Reading Tastes
Jammy Goodness
I have successfully converted my dear First Reader into a 'jelly snob,' as he puts it. From being satisfied with strawberry, and sometimes for a change to have grape, store brand colored wiggly sweet stuff in a jar, we have gone to eyes lighting up at the idea of blackcurrant preserves. Today, he said as he opened the jar, it's special jelly. Tomorrow it won't be special any more.
And you are looking at your screen reading this and wondering if I have lost my pea-picking mind (oh, yeah, I need to plant the peas, thank you for reminding me) and what this has to do with reading, or writing. Well, I was thinking about this the other day, and the jelly comments cemented the ideas in my head (or is that gelled? LOL). Our reading tastes change. Not to say mature, even, because I have been reading 'grow-up books' since I was about six or seven.

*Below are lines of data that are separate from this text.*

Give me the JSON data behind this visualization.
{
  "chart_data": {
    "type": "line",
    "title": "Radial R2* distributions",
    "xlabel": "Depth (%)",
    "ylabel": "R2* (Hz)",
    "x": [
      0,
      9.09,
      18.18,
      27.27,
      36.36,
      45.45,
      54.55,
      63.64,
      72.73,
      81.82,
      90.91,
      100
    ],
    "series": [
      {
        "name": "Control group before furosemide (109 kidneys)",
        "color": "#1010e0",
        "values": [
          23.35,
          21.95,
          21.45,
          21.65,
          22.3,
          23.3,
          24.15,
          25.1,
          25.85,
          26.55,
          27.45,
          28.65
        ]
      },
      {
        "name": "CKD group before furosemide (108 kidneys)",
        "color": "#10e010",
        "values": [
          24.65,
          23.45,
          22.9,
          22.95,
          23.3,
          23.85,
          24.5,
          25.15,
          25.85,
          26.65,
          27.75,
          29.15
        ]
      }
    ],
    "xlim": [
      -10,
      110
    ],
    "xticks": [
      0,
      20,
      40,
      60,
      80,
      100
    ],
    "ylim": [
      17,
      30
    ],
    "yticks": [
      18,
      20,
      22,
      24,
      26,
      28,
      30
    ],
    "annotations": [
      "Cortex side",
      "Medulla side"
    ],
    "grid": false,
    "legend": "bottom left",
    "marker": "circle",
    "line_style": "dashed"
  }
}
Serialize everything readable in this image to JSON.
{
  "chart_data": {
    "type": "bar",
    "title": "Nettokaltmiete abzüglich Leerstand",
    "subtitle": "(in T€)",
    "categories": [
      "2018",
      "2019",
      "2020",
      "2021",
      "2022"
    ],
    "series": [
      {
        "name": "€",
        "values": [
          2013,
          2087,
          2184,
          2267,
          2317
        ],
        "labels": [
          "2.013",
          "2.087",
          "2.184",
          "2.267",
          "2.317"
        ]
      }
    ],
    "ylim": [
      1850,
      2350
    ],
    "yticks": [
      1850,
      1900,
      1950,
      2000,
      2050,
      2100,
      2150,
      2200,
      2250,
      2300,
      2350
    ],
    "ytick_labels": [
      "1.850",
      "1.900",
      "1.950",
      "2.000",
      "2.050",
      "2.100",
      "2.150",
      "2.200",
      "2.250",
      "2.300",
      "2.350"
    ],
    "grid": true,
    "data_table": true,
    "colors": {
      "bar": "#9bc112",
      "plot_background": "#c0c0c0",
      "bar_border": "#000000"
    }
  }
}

We may start out happy with plain old store-brand strawberry jam, and then someone shares their wild-strawberry handpicked and made with love jam, and the world stands on its ear. Books that did this for me often got read to pieces, they were so well-loved. I think I have owned a half-dozen copies of Tom Clancy's Hunt for Red October. Nearly that of Lois McMaster Bujold's Cordelia's Honor (currently I have Shards of Honor, but not Barrayar thanks to a loan never returned). Dorothy Sayers - all of hers, and it's spoiled me in many ways, reading her and then trying to read other mysteries. Kipling, but especially Kim and Captains Courageous.
What books have affected you that way? Broadened your mental taste buds, and made it hard to go back to the bland books that are so popular? For me, sometimes it is entirely unexpected. I will never forget my first reading of Dave Freer's Rats, Bats, and Vats, it was so real I could almost smell and taste the action, and enhanced by my immediately recogizing what the alien was (it's a marine creature! so cool to my sealife geeky side). Oh, and… but there are so many. I'm not making this into a list of my favorite reads and authors, I'd like to hear what some of yours are, and why.
If there's one thing we can all agree on, its that the special jelly is delicious, and some authors are unforgettable and head-and-shoulders above the others. As a writer, I challenge you to re-read some of your favorites and think about what it is that makes these books better. Why is this book wild-strawberries and not generic red jelly that is labeled strawberry? Not films, or TV, but books… as a writer, the one thing that will improve your writing is more reading, and furthermore, thoughtful reading of the good stuff. Go on, be a jelly snob. And if you can't find the jelly you like in the store, make it yourself!